After documentaries about art collector Peggy Guggenheim and photographer Diana Vreeland, Lisa Immordino Vreeland’s latest dive into the inner lives of American creatives charts the rocky relationship between literary greats Tennessee Williams and Truman Capote. Its M.O. is to manufacture a dialogue between the two men composed in their own words, many of them pulled from letters read by Jim Parsons (Capote) and Zachary Quinto (Williams). The result is often conventional in form but neatly evinces a friendship built on envy, bitterness and pettiness, peppered with a smidgeon of grudging respect.

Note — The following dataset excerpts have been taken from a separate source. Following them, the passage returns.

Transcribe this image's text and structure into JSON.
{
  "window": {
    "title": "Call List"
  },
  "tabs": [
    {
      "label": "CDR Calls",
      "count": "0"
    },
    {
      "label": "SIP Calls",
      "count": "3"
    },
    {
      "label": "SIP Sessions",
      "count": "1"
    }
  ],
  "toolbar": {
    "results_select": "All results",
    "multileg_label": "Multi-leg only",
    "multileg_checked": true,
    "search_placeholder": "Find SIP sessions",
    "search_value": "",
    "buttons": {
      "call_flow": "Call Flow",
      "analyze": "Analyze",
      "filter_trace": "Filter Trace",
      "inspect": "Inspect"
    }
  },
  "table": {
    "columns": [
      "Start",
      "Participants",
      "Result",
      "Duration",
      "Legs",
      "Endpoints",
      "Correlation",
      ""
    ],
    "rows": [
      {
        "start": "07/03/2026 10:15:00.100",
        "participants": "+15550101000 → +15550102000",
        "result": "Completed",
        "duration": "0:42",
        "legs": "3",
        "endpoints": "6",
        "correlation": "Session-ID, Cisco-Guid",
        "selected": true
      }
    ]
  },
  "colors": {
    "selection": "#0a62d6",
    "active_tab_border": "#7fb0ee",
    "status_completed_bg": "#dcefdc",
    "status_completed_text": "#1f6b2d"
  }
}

Vreeland’s choice of exploring both writers together makes sense, the approach revealing so many similarities: their Southern roots, difficult upbringings, struggles with their sexuality, early career success followed by artistic and commercial failures leading to addiction issues. In one sense Truman & Tennessee is also a document of a different time when writers would be suitable guests for prime-time chat shows (can you imagine Kazuo Ishiguro on The Jonathan Ross Show?). In particular, the rivalry is played out during separate interviews with David Frost, Vreeland using split-screen to juxtapose both men’s introduction on Frost’s TV show. What emerges is a relationship that was strained, toggling between mutual admiration and bitchy jealousy; after Capote remarked Williams wasn’t “very intelligent”, Williams responded by turning down an invitation to Capote's infamous ‘Black And White Ball’.
The film also dives into the respective film adaptations of their work. Williams’ A Streetcar Named Desire, Cat On A Hot Tin Roof, The Glass Menagerie and The Night Of The Iguana and Capote's Breakfast At Tiffany's and In Cold Blood are all considered. Capote reveals he felt “betrayed” by Paramount’s casting of Audrey Hepburn as Holly Golightly — the writer wanted Marilyn Monroe — in Breakfast At Tiffany’s, whereas Williams expresses irritation that the cinematic versions of his work suffered from censorship cuts, advising audiences to walk out ten minutes before the end so as not to see the pulled punches.
In-between the TV and film clips, Truman & Tennessee lacks punch, switching between a surfeit of narration over (admittedly great) photographs and dreamy filmed excerpts to accompany readings from the books (see a boy flying a kite during Capote's Other Voices, Other Rooms). Parsons and Quinto do a good job of imitating the writers’ voices without jarring when placed alongside their real voices. The end result is never riveting or comprehensive, but creates an enjoyable, affecting snapshot of two unfeasibly talented but troubled titans.